Mr. Kanigel proves the ideal synthesizer of Parry’s 'brief life and big idea.' If Milman Parry the man proves frustratingly enigmatic throughout this book, he nevertheless seems quite a character ... He met and recorded the traditional singers, or guslars, who performed their narrative poems accompanied on 'rude, raspy one-stringed gusles' ... The chapters recounting this work are Mr. Kanigel’s richest, full of character and incident ... Perhaps it was reading about Demodocus that set Parry on his course, rethinking what we mean by literature. This compelling book gives us the argument and the enigma of his unfinished life.
... the first full-scale account of Parry’s short life, mysterious demise and long-lived influence ... Despite his enormous influence—and an enormous archive—as a subject for biography Parry frustrates Kanigel and, frankly, me. His collected papers run to nearly 500 pages, and the recordings and transcripts he made number in the thousands. Yet his writing rarely strays from technical questions; in his interviews with singers he let his assistant do the talking. In Kanigel’s hands, we see him laughing at a Harvard student production of a Greek tragedy, complaining about bed lice and driving his muddy Ford through the back roads of the Balkans. But his inner life, the source of his scholarly drive — even what it was about the Greek epics that he loved so much — remain a mystery for reader and biographer alike ... In his work, Parry imagined a form of literature at once deeply traditional and uncannily modern, created not by a single genius standing at the head of the Western canon, but rather by hundreds or, perhaps, thousands of performers in venues big and small, composing and reworking songs for their audiences. If he himself resists biography, that may be only appropriate.

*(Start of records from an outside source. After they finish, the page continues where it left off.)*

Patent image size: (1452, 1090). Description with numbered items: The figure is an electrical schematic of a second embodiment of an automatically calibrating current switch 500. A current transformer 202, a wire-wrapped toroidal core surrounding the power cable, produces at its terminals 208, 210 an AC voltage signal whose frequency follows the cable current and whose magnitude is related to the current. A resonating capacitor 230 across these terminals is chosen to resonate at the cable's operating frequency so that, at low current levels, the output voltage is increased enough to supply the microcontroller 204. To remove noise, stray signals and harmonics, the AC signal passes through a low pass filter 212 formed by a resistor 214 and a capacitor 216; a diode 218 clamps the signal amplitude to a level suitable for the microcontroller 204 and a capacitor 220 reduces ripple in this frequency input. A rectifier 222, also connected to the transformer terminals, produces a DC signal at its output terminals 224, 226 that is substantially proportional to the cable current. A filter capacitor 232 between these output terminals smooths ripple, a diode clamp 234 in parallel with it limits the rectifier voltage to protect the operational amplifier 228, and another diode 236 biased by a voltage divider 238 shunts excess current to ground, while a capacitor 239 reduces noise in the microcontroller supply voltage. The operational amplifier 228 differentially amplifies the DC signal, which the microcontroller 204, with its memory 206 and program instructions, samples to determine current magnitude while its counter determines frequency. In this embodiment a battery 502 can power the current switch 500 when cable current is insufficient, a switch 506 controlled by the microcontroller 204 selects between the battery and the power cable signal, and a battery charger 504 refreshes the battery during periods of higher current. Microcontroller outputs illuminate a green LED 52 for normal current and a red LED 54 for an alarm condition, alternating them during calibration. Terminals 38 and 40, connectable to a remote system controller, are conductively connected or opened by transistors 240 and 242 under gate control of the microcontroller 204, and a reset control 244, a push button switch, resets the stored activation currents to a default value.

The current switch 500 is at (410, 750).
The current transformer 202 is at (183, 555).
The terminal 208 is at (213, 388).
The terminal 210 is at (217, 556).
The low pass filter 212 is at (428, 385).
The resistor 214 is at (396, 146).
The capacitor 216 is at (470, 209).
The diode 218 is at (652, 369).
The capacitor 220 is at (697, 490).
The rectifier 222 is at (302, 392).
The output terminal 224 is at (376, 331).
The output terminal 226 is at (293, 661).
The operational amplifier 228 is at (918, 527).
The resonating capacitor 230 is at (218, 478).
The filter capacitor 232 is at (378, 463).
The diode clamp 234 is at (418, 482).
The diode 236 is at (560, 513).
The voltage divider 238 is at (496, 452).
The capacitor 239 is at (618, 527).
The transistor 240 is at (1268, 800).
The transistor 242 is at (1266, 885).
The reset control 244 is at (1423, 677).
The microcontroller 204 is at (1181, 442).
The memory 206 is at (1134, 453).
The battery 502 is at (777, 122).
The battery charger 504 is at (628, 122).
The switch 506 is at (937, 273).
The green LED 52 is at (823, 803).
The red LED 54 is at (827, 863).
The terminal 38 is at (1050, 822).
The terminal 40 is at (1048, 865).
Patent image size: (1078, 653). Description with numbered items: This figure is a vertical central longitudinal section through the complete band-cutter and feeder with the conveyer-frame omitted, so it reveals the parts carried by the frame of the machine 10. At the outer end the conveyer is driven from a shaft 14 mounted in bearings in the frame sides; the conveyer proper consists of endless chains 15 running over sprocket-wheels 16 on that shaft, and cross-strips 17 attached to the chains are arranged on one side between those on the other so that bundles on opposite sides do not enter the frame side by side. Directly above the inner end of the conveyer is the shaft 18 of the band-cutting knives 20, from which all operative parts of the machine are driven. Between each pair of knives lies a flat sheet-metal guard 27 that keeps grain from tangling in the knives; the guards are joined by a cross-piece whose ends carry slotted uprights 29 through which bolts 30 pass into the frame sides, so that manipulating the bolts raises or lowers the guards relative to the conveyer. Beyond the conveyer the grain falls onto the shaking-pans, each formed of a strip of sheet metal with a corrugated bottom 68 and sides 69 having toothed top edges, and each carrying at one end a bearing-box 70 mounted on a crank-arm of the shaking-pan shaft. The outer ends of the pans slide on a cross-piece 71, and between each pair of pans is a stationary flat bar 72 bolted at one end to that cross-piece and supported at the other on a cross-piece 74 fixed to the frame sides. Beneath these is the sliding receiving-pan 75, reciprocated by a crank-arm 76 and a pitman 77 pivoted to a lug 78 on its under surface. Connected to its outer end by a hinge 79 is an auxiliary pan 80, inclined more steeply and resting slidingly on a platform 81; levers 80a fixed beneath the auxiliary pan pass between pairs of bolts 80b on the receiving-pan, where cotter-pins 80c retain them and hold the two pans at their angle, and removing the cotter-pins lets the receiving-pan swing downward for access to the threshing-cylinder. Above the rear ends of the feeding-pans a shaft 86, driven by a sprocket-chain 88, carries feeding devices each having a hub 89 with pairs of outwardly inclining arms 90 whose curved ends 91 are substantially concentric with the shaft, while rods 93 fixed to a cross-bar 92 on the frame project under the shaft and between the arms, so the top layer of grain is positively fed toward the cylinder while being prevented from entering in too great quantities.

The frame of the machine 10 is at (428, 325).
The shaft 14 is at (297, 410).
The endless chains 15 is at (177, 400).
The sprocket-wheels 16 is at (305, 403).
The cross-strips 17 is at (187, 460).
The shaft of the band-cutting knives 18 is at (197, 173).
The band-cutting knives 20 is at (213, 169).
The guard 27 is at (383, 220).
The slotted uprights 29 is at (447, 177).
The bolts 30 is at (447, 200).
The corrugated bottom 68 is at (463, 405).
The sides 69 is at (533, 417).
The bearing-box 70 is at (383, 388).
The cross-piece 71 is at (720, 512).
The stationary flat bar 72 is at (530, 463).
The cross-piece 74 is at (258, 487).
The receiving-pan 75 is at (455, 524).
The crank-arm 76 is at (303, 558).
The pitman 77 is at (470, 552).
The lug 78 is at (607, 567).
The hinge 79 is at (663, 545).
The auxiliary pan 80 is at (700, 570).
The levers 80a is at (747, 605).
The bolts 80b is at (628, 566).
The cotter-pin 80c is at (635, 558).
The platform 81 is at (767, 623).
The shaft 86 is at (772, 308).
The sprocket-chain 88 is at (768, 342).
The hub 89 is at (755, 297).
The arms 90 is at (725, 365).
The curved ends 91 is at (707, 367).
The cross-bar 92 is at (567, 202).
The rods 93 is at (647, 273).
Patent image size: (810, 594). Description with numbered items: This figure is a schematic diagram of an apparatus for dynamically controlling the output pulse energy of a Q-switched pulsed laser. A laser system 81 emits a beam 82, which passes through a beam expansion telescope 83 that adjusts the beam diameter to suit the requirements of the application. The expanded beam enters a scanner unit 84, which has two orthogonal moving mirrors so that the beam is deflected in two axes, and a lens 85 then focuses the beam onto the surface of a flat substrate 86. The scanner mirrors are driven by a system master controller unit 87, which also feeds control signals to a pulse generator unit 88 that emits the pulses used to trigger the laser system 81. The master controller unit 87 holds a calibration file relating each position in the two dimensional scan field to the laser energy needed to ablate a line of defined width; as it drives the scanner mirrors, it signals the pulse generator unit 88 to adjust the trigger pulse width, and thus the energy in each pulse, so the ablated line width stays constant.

Such a life, such a career, and such a death seem almost beyond explanation. But Kanigel shows that, curiously, Parry’s research tackled a comparable problem. In telling the story of his life—and his atrocious marriage, hitherto not much discussed—Kanigel unites it with Parry’s work to frame a single, massive question: What’s the relationship between tradition and inspiration? ... Kanigel’s biography shows that those definitions have led historical lives of their own, through a portrait of a man who best embodied Hippocrates’ old axiom: 'Life is short, and art long'.